Now, what I think I have to deal with is this. Let's see how we solve these problems, in the meantime look at what is going on in the world to find a solution, not as we are thinking here, but as we did in 65. What did we do in 65? When VAT appeared, Brazil came out as a pioneer. I mean, after Japan's solution was extinguished and France adopted it, the first solution for an entire VAT was Brazil. Because France didn't have VAT until the end of retail, no. France interrupted.
I mean, that was a bold solution, it was an advanced solution for a world of production chain. There is no more productive chain. You have a network. So, therefore, look for a productive chain solution when you have a network? You mentioned examples here from Nutella, that's what. When we are talking about 3D printing, are you a producer or a consumer? You will definitely have to draw to say what it is. Or it is both.
But, finally, to say the following: Gustavo, I want to greet you, it was a brilliant exhibition. I think that here there are some very interesting elements for our reflection and this ends up integrating a book, as you may already know, it is important, all of this will serve for us to have something, some legacy for other people to see as well.
And in doing so, before closing, and I'm going to ask to close, I was going to ask dr. Victorio De Marchi did, I will give the floor to you.
GUSTAVO BRIGAGÃO: Regarding the issue of consumer participation in the relationships established with companies related to the digital economy, one of the issues that were discussed, both in the OECD and in the G20, and in the European Union, is to assign value to the data which are provided, because when we log into WhatsApp, for example, we do not pay anything to use the application, but we are obliged to provide our data, and this data is used by it and adds value to the company and, In fact, this raw material that we give, also free of charge, there is a kind of exchange, this raw material is what makes these companies earn that figure.

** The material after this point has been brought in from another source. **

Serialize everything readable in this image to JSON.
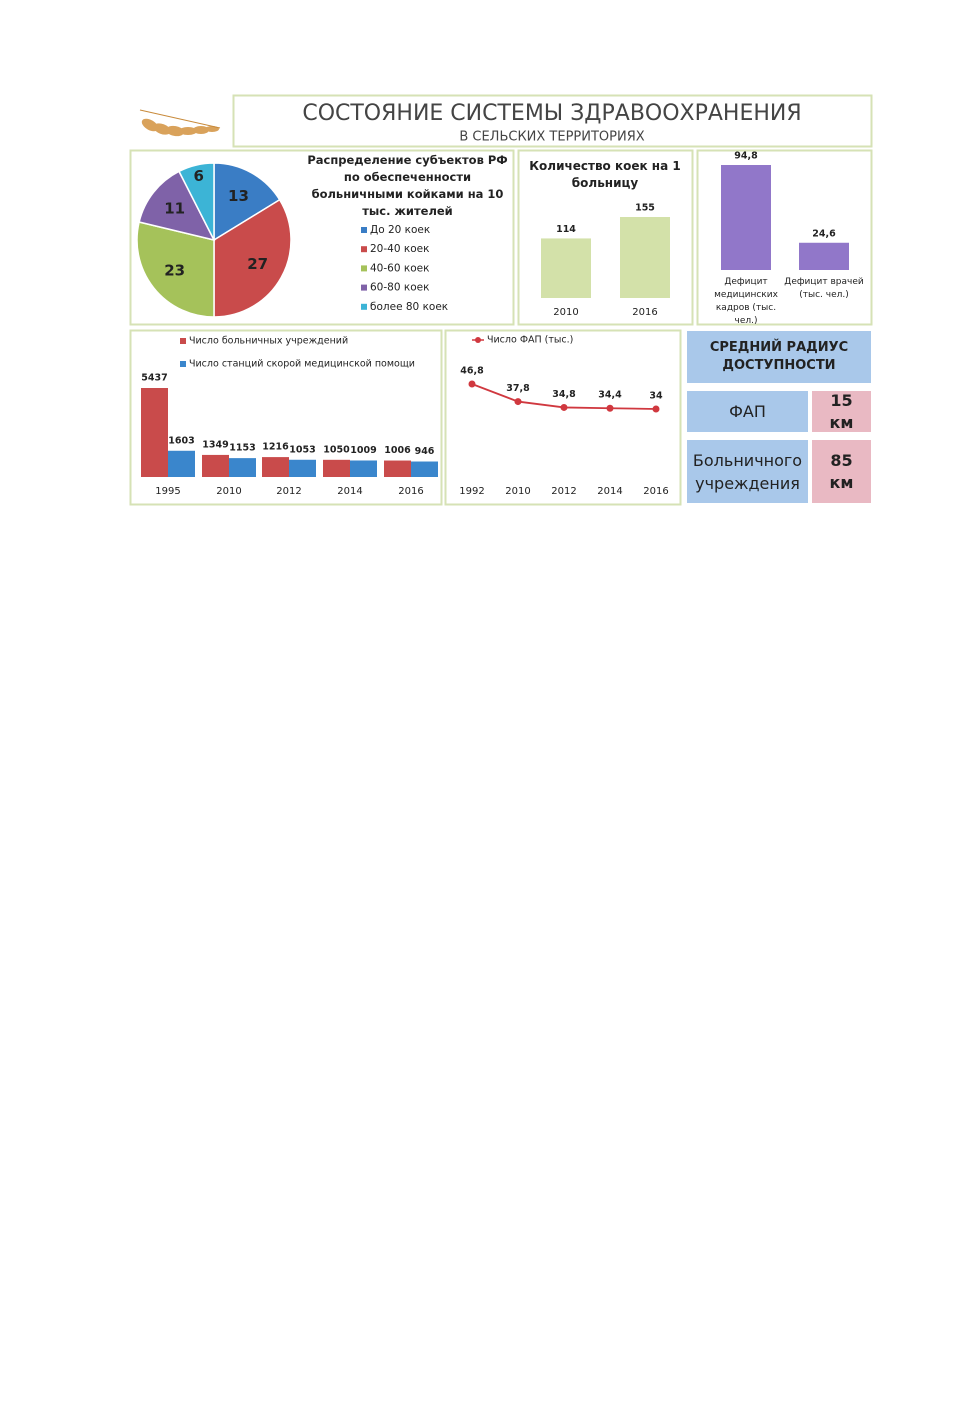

So, they mean the following: “Look, there is taxation here”. The fact that WhatsApp consumers are used. Understood. So, it gets to this level of discussion and it can evolve into that and end up being, there is taxation due to this interpretation.
Now, in relation to VAT, I agree, it is a tribute from the middle of the last century, it is a tribute that was also created for a reality completely different from the current one, but we are behind this.
I do not consider that the creation of IPI, ICMS (ICM yet) or ISS was something, except for this aspect that goes to retail, which is an improvement, but I do not consider that they are taxes. -cumulative. That is my point.
EVERARDO MACIEL: But if you allow me to ponder. On one occasion, Paulo Ayres Barreto told us that he asked our dear and late Alcides Jorge Costa: "Are you in favor of cumulative or non-cumulative tax?" And he, with that peculiar wisdom, said: “It depends on the rate, right? The rest is principlism. ”
GUSTAVO BRIGAGÃO: Yes, but this is about the tax burden that falls. My question is, late or not, the fact is that we have 168 countries that adopt VAT and we are different from those 168 countries. So, I think this is a problem with regard to foreign capital investment in the country. Understood. So, that's why I think, when I see the reviews, I agree with all of them.
But I think that we should eventually try to fight to try to somehow get around this and create an IVA, not in the way it is being created. Perfecting this a little, but I would very much like to be able to tell foreign investors that we have a form of taxation that is compatible with what they know. And today I can't say that, understand?